Pioneer Editorial: Fair process is separation of tribal powers
Floyd "Buck" Jourdain was sworn into office on Tuesday for a four-year term as Red Lake Band of Ojibwe tribal chairman. But that effort didn't come without controversy and in a way that no doubt will cast a shadow over his new term of office. And that over the shadow of the March 21, 2005, shootings which was cast over his first two-year term.
The inability of the Red Lake Nation to conduct credible elections without dissent threatens not only the Jourdain administration but all those in the future unless the core process is changed. And Red Lake is not alone -- the Leech Lake Band of Ojibwe, as part of the Minnesota Chippewa Tribe, seems to hold elections every year to recall or reaffirm someone's election.
At Red Lake, the tribal General Election Board took complaints that Jourdain bought votes, had the band pay for a campaign bus from Duluth and used his office car to campaign. The board overturned the election, ordering a new one.
The Tribal Council this week said no, voting overwhelmingly 7-2 to install all duly elected officials, including Jourdain. Obviously, the Red Lake election ordinance that specifies that a General Election Board decision is "final" is not final. But the board also shorted Jourdain on justice, not allowing him to refute any and all charges before making its decision. And, with the Tribal Council decision, it's in dispute if the General Election Board even had the authority to order a new election. Testimony given Tuesday suggests the board can only order a new election the case of a tie. Any claims against the ballots and counting were dismissed, and on the basis of the count, Jourdain beat Judy Roy.
And apparently there is no tribal ordinance which bars "buying" votes or busing voters to the polls, a practice said to be long followed.
The Red Lake Tribal Council, exercising its right as a sovereign nation, overruled the General Election Board and decided the election was proper. But that's a two-edged sword.
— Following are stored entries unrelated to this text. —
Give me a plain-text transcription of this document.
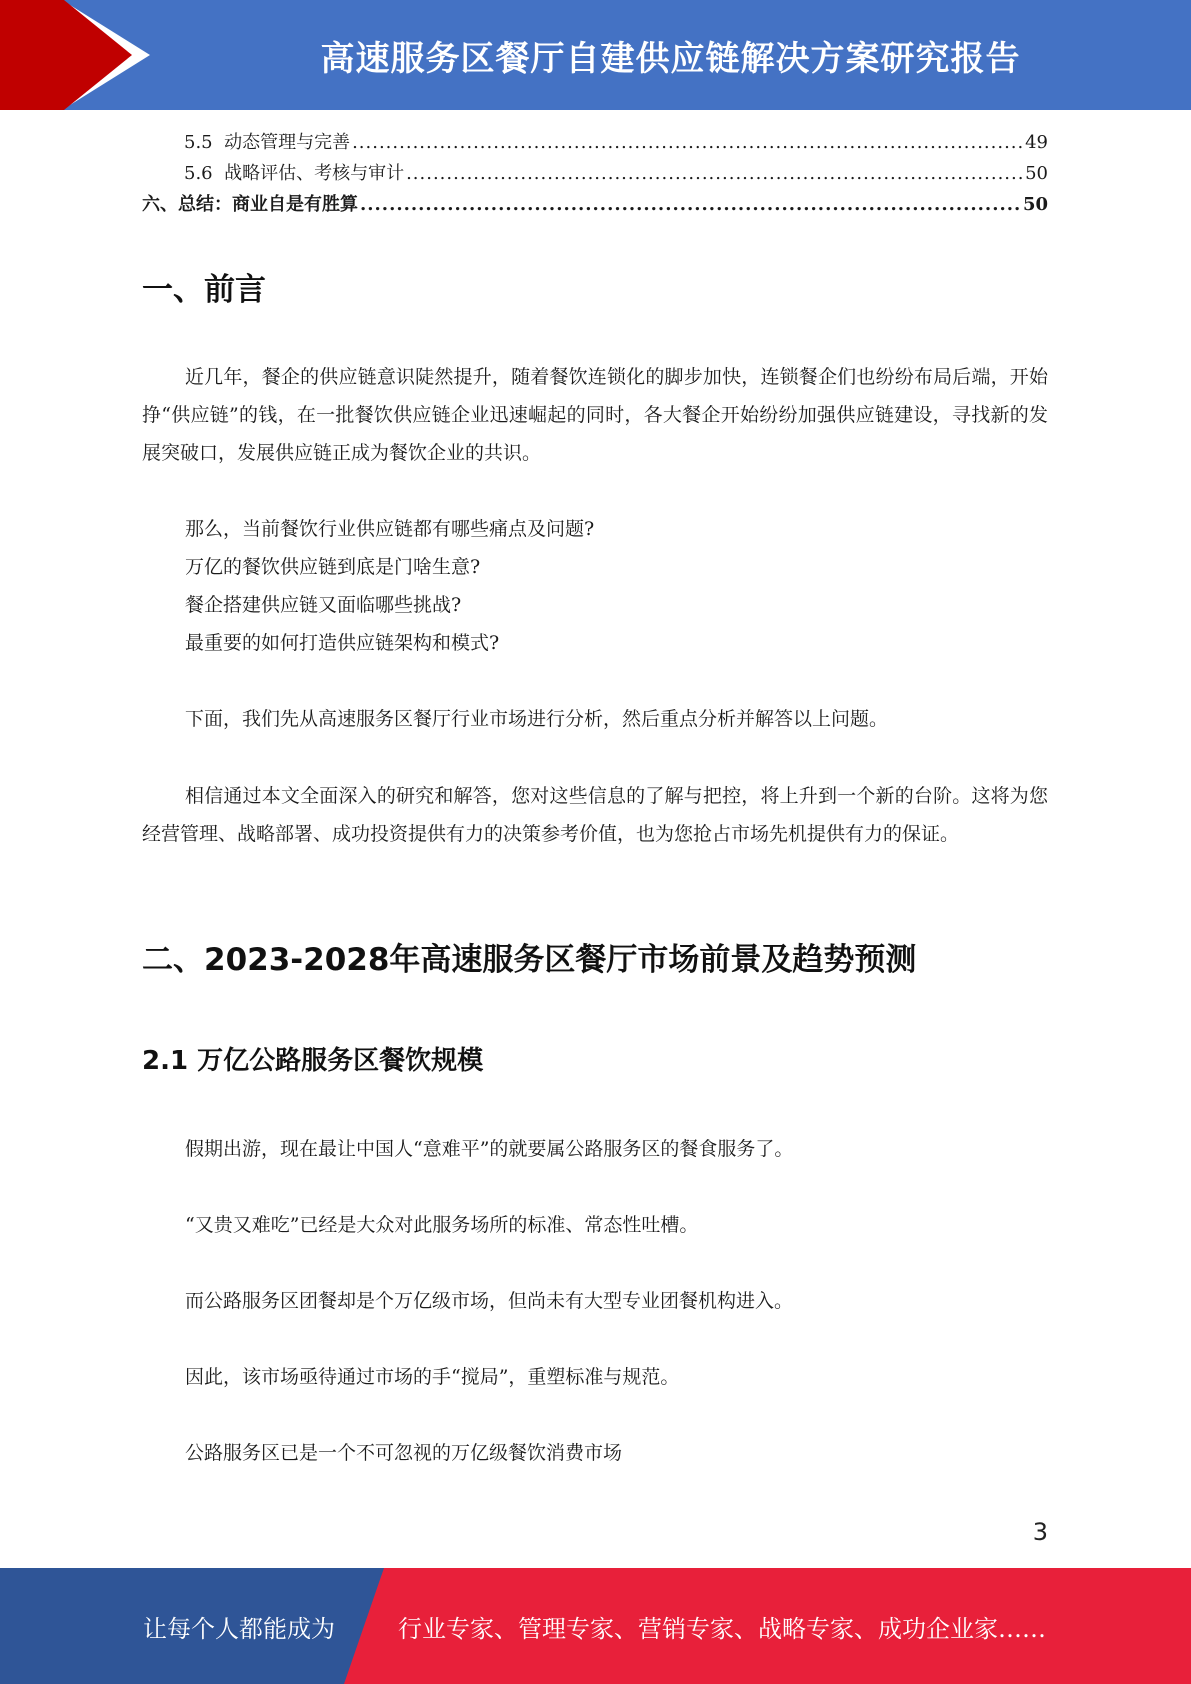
高速服务区餐厅自建供应链解决方案研究报告
5.5 动态管理与完善 .....	49
5.6 战略评估、考核与审计 .....	50
六、总结：商业自是有胜算 .....	50
一、前言

近几年，餐企的供应链意识陡然提升，随着餐饮连锁化的脚步加快，连锁餐企们也纷纷布局后端，开始挣“供应链”的钱，在一批餐饮供应链企业迅速崛起的同时，各大餐企开始纷纷加强供应链建设，寻找新的发展突破口，发展供应链正成为餐饮企业的共识。

那么，当前餐饮行业供应链都有哪些痛点及问题?

万亿的餐饮供应链到底是门啥生意?

餐企搭建供应链又面临哪些挑战?

最重要的如何打造供应链架构和模式?

下面，我们先从高速服务区餐厅行业市场进行分析，然后重点分析并解答以上问题。

相信通过本文全面深入的研究和解答，您对这些信息的了解与把控，将上升到一个新的台阶。这将为您经营管理、战略部署、成功投资提供有力的决策参考价值，也为您抢占市场先机提供有力的保证。

二、2023-2028年高速服务区餐厅市场前景及趋势预测
2.1 万亿公路服务区餐饮规模

假期出游，现在最让中国人“意难平”的就要属公路服务区的餐食服务了。

“又贵又难吃”已经是大众对此服务场所的标准、常态性吐槽。

而公路服务区团餐却是个万亿级市场，但尚未有大型专业团餐机构进入。

因此，该市场亟待通过市场的手“搅局”，重塑标准与规范。

公路服务区已是一个不可忽视的万亿级餐饮消费市场

3
让每个人都能成为	行业专家、管理专家、营销专家、战略专家、成功企业家……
The Red Lake Constitution grants the Tribal Council "the sole right and authority" to represent the band, to negotiate with anyone "and to make decisions not contrary" to the constitution. It's broad power, which rolls into one the executive, legislative and judicial powers that are separate under the U.S. and Minnesota constitutions.
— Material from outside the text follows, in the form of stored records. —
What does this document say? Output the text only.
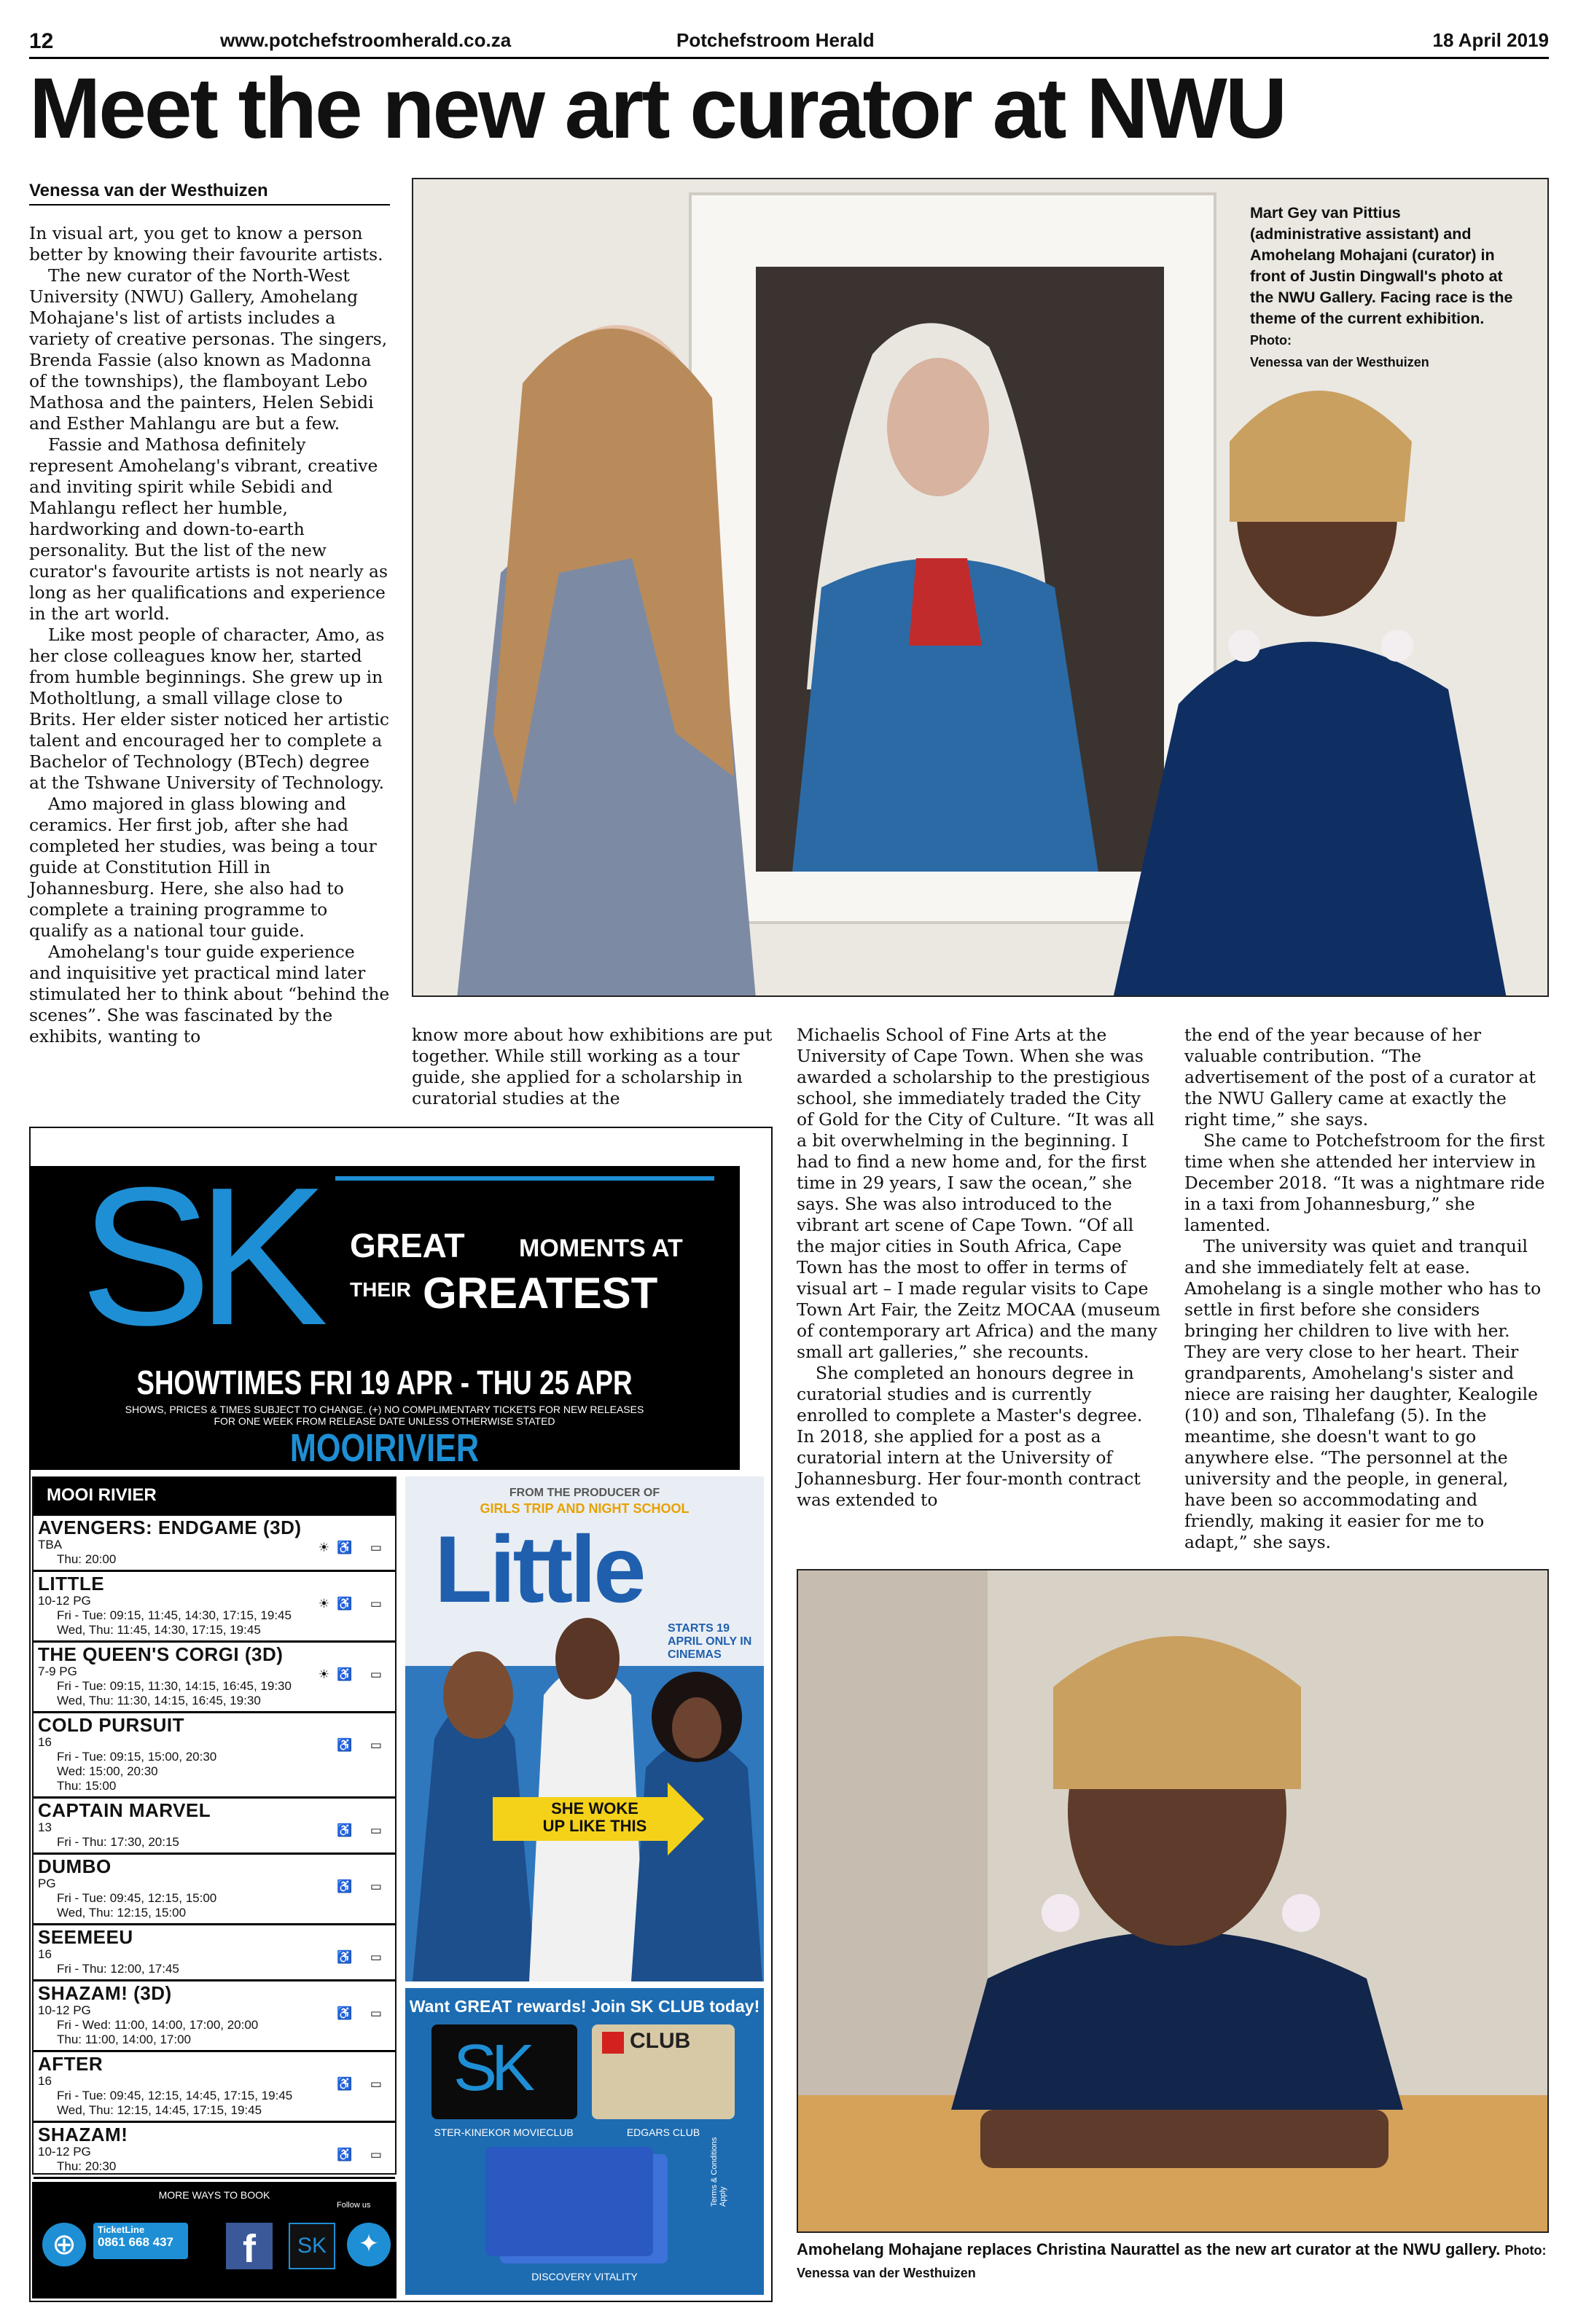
12	www.potchefstroomherald.co.za	Potchefstroom Herald	18 April 2019
Meet the new art curator at NWU
Venessa van der Westhuizen

In visual art, you get to know a person better by knowing their favourite artists.

The new curator of the North-West University (NWU) Gallery, Amohelang Mohajane's list of artists includes a variety of creative personas. The singers, Brenda Fassie (also known as Madonna of the townships), the flamboyant Lebo Mathosa and the painters, Helen Sebidi and Esther Mahlangu are but a few.

Fassie and Mathosa definitely represent Amohelang's vibrant, creative and inviting spirit while Sebidi and Mahlangu reflect her humble, hardworking and down-to-earth personality. But the list of the new curator's favourite artists is not nearly as long as her qualifications and experience in the art world.

Like most people of character, Amo, as her close colleagues know her, started from humble beginnings. She grew up in Motholtlung, a small village close to Brits. Her elder sister noticed her artistic talent and encouraged her to complete a Bachelor of Technology (BTech) degree at the Tshwane University of Technology.

Amo majored in glass blowing and ceramics. Her first job, after she had completed her studies, was being a tour guide at Constitution Hill in Johannesburg. Here, she also had to complete a training programme to qualify as a national tour guide.

Amohelang's tour guide experience and inquisitive yet practical mind later stimulated her to think about “behind the scenes”. She was fascinated by the exhibits, wanting to	know more about how exhibitions are put together. While still working as a tour guide, she applied for a scholarship in curatorial studies at the

Michaelis School of Fine Arts at the University of Cape Town. When she was awarded a scholarship to the prestigious school, she immediately traded the City of Gold for the City of Culture. “It was all a bit overwhelming in the beginning. I had to find a new home and, for the first time in 29 years, I saw the ocean,” she says. She was also introduced to the vibrant art scene of Cape Town. “Of all the major cities in South Africa, Cape Town has the most to offer in terms of visual art – I made regular visits to Cape Town Art Fair, the Zeitz MOCAA (museum of contemporary art Africa) and the many small art galleries,” she recounts.

She completed an honours degree in curatorial studies and is currently enrolled to complete a Master's degree. In 2018, she applied for a post as a curatorial intern at the University of Johannesburg. Her four-month contract was extended to

the end of the year because of her valuable contribution. “The advertisement of the post of a curator at the NWU Gallery came at exactly the right time,” she says.

She came to Potchefstroom for the first time when she attended her interview in December 2018. “It was a nightmare ride in a taxi from Johannesburg,” she lamented.

The university was quiet and tranquil and she immediately felt at ease. Amohelang is a single mother who has to settle in first before she considers bringing her children to live with her. They are very close to her heart. Their grandparents, Amohelang's sister and niece are raising her daughter, Kealogile (10) and son, Tlhalefang (5). In the meantime, she doesn't want to go anywhere else. “The personnel at the university and the people, in general, have been so accommodating and friendly, making it easier for me to adapt,” she says.

Mart Gey van Pittius (administrative assistant) and Amohelang Mohajani (curator) in front of Justin Dingwall's photo at the NWU Gallery. Facing race is the theme of the current exhibition. Photo:
Venessa van der Westhuizen
Amohelang Mohajane replaces Christina Naurattel as the new art curator at the NWU gallery. Photo: Venessa van der Westhuizen
SK	GREAT MOMENTS AT
THEIR GREATEST
SHOWTIMES FRI 19 APR - THU 25 APR
SHOWS, PRICES & TIMES SUBJECT TO CHANGE. (+) NO COMPLIMENTARY TICKETS FOR NEW RELEASES
FOR ONE WEEK FROM RELEASE DATE UNLESS OTHERWISE STATED
MOOIRIVIER
MOOI RIVIER
AVENGERS: ENDGAME (3D)
TBA	☀♿ ▭
Thu: 20:00
LITTLE
10-12 PG	☀♿ ▭
Fri - Tue: 09:15, 11:45, 14:30, 17:15, 19:45
Wed, Thu: 11:45, 14:30, 17:15, 19:45
THE QUEEN'S CORGI (3D)
7-9 PG	☀♿ ▭
Fri - Tue: 09:15, 11:30, 14:15, 16:45, 19:30
Wed, Thu: 11:30, 14:15, 16:45, 19:30
COLD PURSUIT
16	♿ ▭
Fri - Tue: 09:15, 15:00, 20:30
Wed: 15:00, 20:30
Thu: 15:00
CAPTAIN MARVEL
13	♿ ▭
Fri - Thu: 17:30, 20:15
DUMBO
PG	♿ ▭
Fri - Tue: 09:45, 12:15, 15:00
Wed, Thu: 12:15, 15:00
SEEMEEU
16	♿ ▭
Fri - Thu: 12:00, 17:45
SHAZAM! (3D)
10-12 PG	♿ ▭
Fri - Wed: 11:00, 14:00, 17:00, 20:00
Thu: 11:00, 14:00, 17:00
AFTER
16	♿ ▭
Fri - Tue: 09:45, 12:15, 14:45, 17:15, 19:45
Wed, Thu: 12:15, 14:45, 17:15, 19:45
SHAZAM!
10-12 PG	♿ ▭
Thu: 20:30
FROM THE PRODUCER OF
GIRLS TRIP AND NIGHT SCHOOL
Little
STARTS 19 APRIL ONLY IN CINEMAS
SHE WOKE
UP LIKE THIS
Want GREAT rewards! Join SK CLUB today!
SK
STER-KINEKOR MOVIECLUB
CLUB
EDGARS CLUB
DISCOVERY VITALITY
Terms & Conditions Apply
MORE WAYS TO BOOK
⊕	TicketLine
0861 668 437	f	SK
Follow us
✦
The Red Lake Constitution grants the Tribal Council authority to enact ordinances governing the conduct of tribal members and to maintain "law and order and the administration of justice by establishing a police force and a tribal court and defining their powers and duties."
Until the constitution is amended to allow for a separate judicial branch, unfettered by the Tribal Council, which can consider tribal civil disputes on appeal, based on established tribal law, in a fair and objective manner, the credibility of the election process will always be questioned.